If Oxford University doubts the offence it has caused with its accommodation blocks on the edge of Port Meadow it should glance at the names of eminent Oxford figures flocking to the ranks of the highly organised campaign to have the buildings reduced in height.

When The Oxford Times broke the story back in September, the former Oxford University ancient history professor Sir Fergus Millar described the university’s actions as “scandalous”.

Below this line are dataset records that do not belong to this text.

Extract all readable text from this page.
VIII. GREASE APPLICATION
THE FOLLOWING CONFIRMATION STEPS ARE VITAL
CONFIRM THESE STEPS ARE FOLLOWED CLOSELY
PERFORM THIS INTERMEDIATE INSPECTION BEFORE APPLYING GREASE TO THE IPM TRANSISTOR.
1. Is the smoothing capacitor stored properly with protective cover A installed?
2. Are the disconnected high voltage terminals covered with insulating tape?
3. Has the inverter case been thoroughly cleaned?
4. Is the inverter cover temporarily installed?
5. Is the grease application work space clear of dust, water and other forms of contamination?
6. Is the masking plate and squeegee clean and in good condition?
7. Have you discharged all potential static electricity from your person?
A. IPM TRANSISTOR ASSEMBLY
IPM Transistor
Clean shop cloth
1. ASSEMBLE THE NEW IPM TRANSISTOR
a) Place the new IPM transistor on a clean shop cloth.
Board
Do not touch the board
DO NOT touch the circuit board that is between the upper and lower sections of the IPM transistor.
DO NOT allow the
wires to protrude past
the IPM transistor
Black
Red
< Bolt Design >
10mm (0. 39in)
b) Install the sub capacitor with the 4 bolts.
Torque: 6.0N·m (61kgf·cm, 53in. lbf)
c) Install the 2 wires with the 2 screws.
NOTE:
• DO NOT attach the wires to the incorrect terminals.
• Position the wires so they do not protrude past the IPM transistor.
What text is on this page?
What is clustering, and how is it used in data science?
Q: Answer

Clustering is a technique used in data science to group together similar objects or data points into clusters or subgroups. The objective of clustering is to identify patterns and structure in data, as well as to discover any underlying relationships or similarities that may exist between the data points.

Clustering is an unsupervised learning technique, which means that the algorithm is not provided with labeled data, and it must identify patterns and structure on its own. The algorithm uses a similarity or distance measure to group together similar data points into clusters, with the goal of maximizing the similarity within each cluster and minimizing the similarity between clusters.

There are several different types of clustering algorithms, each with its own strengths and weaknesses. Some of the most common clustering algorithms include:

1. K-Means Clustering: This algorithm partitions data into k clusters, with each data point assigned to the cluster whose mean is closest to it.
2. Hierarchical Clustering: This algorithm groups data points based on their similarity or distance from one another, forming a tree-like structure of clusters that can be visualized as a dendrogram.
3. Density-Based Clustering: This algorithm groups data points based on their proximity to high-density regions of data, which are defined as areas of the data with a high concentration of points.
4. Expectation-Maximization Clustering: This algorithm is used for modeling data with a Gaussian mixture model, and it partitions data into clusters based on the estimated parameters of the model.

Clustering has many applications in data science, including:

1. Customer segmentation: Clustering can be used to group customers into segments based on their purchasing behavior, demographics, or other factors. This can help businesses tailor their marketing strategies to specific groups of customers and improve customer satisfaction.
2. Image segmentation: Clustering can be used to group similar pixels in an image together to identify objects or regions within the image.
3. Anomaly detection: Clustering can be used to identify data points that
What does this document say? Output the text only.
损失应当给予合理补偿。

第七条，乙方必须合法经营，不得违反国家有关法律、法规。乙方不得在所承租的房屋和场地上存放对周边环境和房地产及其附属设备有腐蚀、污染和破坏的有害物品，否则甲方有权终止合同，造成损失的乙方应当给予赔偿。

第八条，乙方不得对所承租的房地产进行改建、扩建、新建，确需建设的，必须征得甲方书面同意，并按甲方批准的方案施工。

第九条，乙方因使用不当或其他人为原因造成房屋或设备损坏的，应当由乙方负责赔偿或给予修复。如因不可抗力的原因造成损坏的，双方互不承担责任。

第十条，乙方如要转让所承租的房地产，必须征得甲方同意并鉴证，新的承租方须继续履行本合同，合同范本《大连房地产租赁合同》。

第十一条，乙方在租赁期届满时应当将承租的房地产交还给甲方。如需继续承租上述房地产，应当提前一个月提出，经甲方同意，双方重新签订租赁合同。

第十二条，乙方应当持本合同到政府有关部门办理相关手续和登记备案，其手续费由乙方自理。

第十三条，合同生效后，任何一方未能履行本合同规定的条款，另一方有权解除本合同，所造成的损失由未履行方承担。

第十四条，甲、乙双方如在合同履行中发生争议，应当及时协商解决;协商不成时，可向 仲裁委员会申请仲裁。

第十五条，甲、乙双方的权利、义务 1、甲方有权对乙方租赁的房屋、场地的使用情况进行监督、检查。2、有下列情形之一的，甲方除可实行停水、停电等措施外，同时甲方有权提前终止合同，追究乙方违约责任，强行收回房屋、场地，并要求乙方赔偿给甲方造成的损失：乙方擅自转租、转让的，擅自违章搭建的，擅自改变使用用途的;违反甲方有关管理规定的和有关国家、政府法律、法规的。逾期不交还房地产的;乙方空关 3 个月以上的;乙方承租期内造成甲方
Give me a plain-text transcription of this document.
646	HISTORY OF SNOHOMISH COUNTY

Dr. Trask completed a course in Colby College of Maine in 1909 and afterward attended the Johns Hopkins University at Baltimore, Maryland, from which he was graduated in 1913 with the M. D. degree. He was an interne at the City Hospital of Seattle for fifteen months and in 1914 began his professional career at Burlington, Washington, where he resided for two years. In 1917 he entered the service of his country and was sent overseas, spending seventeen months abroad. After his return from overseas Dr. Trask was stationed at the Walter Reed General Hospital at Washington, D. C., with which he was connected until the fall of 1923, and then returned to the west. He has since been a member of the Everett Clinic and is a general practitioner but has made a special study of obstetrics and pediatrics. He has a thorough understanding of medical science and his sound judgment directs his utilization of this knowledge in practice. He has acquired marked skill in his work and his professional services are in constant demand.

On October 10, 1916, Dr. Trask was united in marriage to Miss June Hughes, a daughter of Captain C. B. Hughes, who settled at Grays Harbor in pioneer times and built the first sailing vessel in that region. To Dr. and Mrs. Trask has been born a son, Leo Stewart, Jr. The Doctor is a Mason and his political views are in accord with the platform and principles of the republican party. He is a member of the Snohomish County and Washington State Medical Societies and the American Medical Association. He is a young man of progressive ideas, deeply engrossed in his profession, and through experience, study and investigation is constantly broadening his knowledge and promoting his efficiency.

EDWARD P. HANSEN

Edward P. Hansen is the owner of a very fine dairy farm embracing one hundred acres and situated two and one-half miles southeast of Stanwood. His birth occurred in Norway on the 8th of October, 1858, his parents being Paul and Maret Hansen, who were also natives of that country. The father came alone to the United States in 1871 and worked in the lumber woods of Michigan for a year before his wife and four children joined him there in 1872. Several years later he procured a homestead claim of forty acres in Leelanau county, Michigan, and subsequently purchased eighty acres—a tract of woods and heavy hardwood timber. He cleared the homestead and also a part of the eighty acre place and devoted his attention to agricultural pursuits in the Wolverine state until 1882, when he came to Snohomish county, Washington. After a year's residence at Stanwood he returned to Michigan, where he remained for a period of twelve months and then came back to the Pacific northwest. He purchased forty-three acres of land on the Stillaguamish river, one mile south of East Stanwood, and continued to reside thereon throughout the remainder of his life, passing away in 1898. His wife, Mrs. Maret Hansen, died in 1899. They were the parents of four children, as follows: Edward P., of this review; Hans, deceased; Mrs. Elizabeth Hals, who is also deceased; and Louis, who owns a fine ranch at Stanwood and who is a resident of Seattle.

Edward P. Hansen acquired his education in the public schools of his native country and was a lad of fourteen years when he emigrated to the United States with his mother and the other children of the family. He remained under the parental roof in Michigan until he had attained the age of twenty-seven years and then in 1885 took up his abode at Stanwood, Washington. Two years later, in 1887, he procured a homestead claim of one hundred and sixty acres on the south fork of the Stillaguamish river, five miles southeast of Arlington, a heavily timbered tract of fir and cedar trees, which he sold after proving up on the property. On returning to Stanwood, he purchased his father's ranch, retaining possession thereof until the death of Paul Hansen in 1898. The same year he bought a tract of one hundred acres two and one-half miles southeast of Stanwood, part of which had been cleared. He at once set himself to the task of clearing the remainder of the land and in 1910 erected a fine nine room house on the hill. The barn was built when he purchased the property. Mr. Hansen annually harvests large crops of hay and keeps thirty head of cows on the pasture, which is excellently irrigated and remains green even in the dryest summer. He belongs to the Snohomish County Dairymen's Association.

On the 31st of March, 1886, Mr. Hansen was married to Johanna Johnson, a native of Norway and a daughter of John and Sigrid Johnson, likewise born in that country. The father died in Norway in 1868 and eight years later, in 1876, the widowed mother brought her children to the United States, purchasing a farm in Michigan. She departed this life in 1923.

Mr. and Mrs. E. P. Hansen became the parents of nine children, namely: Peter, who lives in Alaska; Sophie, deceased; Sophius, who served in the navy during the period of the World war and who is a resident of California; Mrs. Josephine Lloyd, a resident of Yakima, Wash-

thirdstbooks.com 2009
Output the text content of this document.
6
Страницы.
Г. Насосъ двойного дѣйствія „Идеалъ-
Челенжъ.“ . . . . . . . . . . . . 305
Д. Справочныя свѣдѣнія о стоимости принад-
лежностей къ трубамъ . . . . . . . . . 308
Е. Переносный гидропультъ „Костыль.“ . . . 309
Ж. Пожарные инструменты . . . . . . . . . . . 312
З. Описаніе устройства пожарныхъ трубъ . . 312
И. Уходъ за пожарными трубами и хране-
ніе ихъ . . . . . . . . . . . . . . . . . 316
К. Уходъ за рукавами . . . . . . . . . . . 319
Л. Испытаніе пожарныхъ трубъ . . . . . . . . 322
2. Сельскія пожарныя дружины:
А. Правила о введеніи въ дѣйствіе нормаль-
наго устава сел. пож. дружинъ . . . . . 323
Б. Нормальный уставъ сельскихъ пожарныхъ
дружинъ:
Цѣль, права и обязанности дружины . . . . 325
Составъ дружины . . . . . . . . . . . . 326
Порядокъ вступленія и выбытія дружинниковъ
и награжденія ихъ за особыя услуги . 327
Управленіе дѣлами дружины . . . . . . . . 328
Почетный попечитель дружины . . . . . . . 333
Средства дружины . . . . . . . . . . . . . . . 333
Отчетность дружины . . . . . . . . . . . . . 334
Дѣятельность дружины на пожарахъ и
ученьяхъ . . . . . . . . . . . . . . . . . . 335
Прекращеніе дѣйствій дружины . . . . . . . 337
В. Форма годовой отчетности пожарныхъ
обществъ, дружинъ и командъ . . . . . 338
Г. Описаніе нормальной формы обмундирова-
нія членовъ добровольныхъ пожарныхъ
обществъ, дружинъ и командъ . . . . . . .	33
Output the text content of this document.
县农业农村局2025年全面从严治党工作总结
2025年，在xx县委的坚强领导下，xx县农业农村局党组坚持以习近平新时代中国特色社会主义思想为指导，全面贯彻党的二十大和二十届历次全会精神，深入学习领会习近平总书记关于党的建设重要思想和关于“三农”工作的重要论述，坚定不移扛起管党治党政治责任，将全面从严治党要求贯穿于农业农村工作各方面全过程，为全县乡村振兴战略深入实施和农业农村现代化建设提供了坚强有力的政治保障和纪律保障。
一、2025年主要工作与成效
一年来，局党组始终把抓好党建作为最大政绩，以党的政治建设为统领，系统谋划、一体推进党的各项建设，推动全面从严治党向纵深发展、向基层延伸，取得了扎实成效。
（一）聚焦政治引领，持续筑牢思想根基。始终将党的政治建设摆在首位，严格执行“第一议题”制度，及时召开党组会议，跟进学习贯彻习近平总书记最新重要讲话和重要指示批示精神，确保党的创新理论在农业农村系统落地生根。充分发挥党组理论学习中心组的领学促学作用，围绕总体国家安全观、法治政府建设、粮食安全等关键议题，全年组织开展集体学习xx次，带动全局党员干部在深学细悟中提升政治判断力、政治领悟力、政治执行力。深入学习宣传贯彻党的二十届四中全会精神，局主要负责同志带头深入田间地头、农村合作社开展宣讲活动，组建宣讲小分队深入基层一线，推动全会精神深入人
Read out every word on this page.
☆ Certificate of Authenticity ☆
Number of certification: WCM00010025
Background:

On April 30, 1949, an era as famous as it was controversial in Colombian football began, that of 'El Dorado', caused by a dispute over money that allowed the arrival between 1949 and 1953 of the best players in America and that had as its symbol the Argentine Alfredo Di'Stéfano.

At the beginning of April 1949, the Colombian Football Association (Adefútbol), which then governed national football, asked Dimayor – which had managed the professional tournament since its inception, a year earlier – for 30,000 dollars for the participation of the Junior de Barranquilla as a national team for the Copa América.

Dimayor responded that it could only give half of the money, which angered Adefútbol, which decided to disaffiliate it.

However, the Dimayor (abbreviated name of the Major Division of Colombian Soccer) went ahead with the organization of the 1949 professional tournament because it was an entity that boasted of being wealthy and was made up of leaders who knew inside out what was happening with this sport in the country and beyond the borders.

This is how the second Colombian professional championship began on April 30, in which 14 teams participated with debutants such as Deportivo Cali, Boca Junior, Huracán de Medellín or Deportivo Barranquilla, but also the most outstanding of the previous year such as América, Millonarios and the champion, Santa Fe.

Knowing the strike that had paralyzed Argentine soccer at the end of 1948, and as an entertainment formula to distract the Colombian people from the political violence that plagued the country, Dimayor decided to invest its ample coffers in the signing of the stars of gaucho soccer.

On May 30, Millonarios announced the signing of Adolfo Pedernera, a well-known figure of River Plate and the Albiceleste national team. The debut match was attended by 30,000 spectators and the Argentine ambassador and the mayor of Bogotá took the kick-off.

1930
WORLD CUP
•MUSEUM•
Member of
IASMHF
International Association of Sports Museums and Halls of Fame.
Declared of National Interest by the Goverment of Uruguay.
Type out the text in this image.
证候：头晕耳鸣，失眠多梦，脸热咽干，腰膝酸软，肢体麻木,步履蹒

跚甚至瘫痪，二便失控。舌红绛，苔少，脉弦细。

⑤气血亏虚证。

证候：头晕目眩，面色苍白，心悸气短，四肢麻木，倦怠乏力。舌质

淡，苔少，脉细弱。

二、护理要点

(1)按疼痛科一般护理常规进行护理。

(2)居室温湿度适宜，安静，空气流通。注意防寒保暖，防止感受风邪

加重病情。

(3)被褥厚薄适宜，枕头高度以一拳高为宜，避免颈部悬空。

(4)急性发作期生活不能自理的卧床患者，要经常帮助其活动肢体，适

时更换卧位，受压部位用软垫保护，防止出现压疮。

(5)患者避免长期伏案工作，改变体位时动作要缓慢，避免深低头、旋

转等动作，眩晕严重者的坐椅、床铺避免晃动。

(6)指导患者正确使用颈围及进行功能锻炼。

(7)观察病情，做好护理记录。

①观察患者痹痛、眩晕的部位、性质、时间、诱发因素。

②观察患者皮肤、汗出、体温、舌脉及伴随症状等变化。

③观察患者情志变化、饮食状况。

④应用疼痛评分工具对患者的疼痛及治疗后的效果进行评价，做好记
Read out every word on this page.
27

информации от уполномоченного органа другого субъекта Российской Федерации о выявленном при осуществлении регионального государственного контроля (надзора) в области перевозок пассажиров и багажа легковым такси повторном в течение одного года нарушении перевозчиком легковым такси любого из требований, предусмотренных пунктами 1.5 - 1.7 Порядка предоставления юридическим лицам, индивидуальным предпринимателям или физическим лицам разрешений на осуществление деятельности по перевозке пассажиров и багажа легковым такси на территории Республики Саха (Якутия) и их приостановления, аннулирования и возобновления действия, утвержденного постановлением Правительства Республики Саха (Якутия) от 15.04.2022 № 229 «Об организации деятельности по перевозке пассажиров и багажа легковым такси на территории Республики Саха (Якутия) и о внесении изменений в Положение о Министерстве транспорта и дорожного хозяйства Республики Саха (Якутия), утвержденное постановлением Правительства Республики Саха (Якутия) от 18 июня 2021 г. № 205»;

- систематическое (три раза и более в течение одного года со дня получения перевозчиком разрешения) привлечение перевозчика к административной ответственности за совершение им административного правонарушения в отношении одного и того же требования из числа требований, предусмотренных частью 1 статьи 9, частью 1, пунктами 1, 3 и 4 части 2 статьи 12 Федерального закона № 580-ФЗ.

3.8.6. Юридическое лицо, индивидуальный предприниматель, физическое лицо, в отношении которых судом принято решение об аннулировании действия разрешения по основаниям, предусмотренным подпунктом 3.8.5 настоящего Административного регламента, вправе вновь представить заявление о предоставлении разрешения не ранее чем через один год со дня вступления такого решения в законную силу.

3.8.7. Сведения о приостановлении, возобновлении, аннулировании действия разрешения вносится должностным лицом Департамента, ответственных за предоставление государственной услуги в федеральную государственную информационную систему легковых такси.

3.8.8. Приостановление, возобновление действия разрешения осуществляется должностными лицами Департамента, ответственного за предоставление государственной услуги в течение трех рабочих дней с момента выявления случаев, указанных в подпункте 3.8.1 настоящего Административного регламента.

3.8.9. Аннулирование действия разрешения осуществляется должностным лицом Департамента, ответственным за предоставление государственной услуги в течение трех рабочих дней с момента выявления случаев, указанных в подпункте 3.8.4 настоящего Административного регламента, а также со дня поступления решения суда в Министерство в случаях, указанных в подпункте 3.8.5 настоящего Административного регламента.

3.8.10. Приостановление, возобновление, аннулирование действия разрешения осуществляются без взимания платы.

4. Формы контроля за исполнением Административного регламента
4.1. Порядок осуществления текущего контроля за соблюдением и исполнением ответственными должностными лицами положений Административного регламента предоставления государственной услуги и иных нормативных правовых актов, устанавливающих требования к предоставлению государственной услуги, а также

Now Ann Spokes Symonds, a former Lord Mayor steeped in planning and Oxford history over decades, tells us: “Lovers of Port Meadow and their descendants will suffer for the rest of their lives”. How the university must now wish it had listened to those, many of whom had the university’s best interests at heart, back in the autumn instead of raising the blocks ever higher. Claims from the university and the city council that there had been wide consultation sounded increasingly hollow as the Oxford Civic Society and councillors themselves berated themselves for taking their eye off the ball. There will be more agonizing next week as the city council’s west area committee reviews its options with the roof now on. It all adds to the feeling that the university has got away with it, or that the university itself failed to recognise the visual impact of its scheme from the meadow. Many guessed the issue would come down to promises about trees and screening. But not a bit of it, with campaigners pressing ever harder for two storeys to be removed – and their potential to embarrass the university should not be under-estimated. Prince Charles’s visit to Oxford will prove the perfect opportunity to get the issue over to the wider world and almost certainly the Prince himself, whose view about the student blocks can easily be guessed at – and just imagine the impact if the Prince, no stranger to Oxford, were to join the debate.

The cost of removing those two storeys must be appearing slighter by the day.